Whether Bush wins in another suspicious election or Kerry sweeps the Democrats back into nominal yet fictitious control of the U.S. government, no power shift is expected. Michael Donnelly asks the pertinent question in Counterpunch: Will Skull and Bones Really Change CEOs? Inside John Kerry's Closet. To paraphrase playwright William Shakespeare, a victorious Senator Kerry may yet "out-herod Herod," furthering US foreign involvement overseas in the interest of the PNAC.
Yet not since the sinister MENA operation, have we witnessed such shenanigans or government abuse in high places. Call me a fatalist, but I fully expect a manufactured, domestic "terrorist strike" in the month before the November election. Otherwise conscientious, critical American news reporters, an endangered species of animal similar to the Dodo, shall probably witness either the surprise discovery of Saddam's hidden Weapons of Mass Destruction, or the capture of Osama Bin Laden'or both. Whether the fraud would be exposed or abetted by the major news media is open to debate.
Possibly, the Neocons will unveil the terrorist, Osama, emerging from another spider hole at gunpoint, metaphorically pulling the rabbit out of the hat again sometime in September or early October. Another likely scenario are massive riots in New York City during the RNC. With massive police response to the "anarchists," the Neocons will be seen as a party fully in charge, frightening to some, fully reassuring to those who value a false sense of security at the expense of liberty.

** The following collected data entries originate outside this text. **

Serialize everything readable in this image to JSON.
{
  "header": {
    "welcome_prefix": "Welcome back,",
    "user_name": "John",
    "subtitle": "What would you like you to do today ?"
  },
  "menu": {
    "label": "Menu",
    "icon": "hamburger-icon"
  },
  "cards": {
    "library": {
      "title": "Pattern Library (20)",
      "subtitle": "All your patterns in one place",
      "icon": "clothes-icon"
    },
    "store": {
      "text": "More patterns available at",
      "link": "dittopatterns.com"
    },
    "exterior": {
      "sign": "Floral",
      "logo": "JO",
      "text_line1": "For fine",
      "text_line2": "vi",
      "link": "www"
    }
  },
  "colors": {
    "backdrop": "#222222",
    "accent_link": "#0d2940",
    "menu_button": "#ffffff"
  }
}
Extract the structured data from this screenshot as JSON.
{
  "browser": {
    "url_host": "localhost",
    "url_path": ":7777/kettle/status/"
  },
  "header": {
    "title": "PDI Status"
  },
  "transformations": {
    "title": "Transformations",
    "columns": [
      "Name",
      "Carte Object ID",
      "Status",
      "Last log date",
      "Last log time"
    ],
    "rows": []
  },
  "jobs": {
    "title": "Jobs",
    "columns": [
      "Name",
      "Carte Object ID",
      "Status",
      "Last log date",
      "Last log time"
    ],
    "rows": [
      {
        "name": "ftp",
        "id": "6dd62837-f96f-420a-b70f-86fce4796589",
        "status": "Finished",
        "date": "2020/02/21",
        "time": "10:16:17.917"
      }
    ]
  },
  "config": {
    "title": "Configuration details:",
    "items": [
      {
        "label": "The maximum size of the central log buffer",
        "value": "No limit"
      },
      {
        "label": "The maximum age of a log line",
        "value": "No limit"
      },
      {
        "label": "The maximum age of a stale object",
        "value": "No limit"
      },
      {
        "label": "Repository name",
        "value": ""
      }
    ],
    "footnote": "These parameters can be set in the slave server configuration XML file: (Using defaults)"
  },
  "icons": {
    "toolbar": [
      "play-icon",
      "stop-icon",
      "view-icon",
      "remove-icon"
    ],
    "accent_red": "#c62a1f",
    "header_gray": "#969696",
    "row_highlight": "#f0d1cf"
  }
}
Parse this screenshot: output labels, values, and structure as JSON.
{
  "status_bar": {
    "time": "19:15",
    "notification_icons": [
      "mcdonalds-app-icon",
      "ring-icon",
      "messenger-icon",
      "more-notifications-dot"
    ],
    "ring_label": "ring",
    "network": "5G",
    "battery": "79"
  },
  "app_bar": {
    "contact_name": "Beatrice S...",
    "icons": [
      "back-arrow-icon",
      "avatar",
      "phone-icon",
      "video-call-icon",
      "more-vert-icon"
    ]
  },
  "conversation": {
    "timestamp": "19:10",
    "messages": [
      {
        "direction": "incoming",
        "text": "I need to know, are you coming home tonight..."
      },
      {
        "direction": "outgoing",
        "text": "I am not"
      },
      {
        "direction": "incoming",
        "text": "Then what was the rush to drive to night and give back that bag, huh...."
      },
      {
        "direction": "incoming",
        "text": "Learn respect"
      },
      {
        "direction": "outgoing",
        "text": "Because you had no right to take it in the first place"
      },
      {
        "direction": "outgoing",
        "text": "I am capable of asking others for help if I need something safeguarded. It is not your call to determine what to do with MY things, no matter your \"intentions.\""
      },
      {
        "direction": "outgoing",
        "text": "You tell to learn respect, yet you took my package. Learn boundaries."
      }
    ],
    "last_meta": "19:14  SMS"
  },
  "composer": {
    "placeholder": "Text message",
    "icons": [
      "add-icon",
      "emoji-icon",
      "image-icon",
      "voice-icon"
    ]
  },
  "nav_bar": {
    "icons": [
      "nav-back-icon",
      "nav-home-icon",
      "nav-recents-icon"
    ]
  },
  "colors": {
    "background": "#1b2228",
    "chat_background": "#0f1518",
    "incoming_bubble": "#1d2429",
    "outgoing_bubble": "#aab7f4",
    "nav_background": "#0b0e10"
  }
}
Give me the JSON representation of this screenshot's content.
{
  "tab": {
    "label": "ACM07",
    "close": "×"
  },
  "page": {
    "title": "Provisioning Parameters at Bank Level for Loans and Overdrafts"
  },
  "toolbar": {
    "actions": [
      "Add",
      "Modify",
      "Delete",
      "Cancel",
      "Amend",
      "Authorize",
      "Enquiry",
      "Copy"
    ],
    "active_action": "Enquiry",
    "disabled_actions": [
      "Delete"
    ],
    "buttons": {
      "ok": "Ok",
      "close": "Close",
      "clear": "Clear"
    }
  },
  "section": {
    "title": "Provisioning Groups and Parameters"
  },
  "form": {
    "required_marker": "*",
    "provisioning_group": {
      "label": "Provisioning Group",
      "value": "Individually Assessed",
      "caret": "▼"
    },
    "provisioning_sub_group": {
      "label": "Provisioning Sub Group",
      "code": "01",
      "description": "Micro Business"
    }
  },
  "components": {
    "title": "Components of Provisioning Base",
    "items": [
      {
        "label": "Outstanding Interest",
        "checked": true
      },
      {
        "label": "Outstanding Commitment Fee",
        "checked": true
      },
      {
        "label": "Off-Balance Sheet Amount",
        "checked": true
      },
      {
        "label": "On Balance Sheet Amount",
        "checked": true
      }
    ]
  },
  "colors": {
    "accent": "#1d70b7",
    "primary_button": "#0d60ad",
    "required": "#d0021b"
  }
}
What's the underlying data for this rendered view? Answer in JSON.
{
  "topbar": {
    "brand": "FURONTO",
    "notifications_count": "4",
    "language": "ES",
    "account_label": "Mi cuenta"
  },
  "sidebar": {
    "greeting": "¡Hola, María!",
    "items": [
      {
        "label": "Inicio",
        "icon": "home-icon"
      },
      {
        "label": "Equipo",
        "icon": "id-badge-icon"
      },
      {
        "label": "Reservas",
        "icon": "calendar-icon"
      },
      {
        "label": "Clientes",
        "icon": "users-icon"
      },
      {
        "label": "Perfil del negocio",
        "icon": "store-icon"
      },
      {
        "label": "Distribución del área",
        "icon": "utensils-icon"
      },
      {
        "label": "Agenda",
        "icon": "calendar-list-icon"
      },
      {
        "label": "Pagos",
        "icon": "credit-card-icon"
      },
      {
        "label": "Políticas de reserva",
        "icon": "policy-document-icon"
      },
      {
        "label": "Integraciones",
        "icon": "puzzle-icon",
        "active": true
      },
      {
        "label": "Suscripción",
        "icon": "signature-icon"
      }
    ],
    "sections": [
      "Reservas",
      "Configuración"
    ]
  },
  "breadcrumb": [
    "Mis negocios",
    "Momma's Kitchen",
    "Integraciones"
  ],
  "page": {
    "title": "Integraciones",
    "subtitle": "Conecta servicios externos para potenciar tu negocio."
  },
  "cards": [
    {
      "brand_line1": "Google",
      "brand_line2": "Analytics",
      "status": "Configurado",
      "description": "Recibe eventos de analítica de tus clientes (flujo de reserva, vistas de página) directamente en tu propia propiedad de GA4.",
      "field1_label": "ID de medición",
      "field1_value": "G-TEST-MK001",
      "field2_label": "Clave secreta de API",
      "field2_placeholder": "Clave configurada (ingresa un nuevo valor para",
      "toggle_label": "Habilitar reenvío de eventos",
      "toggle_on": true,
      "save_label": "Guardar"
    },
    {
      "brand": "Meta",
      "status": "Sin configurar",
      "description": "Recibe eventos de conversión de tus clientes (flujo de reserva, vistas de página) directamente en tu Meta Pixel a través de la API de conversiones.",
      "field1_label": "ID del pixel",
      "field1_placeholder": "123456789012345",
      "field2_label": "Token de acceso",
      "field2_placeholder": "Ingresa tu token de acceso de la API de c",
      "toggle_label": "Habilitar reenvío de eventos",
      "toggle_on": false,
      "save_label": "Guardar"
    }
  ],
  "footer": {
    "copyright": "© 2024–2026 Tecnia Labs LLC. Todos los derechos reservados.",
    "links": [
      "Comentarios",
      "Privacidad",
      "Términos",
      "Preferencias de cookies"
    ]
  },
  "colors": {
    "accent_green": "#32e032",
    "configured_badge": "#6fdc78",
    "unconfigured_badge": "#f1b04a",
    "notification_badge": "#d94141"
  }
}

To the average voter on election day, the choice will be the devil he knows--George W. Bush--or apparently the devil he doesn't know--Senator Kerry. Either way, the skullduggery in Iraq will probably continue. Pragmatists stuck in traffic at the wheel of their SUVs, pondering Life After The Oil Crash, can perhaps take solace that we occupy the second largest known reserves of oil. "Occupy" it like Brer Rabbit and the Tar Baby. Only one problem remains: how the Neocons hope to extricate the oil without sinking deeper our country into the sticky morass?
Thus the only clear winners on the horizon appear to be Neocronies like Halliburton. Certainly The Higher Circles hardly care who sits in the West Wing, witness the almost preschool level of intelligence exhibited by the current occupant. As long as George W. Bush follows the script and doesn't embarrass the prudes who wield influence with the religious masses, as did Clinton, he won't be A Left Behind sort of president with that sizeable segment of voters. No, the clear losers are those unfortunate Iraqis, the common American soldier sent to far-flung lands to guard the "neo-confiscated" oil wealth and, of course, you and I, the American citizen.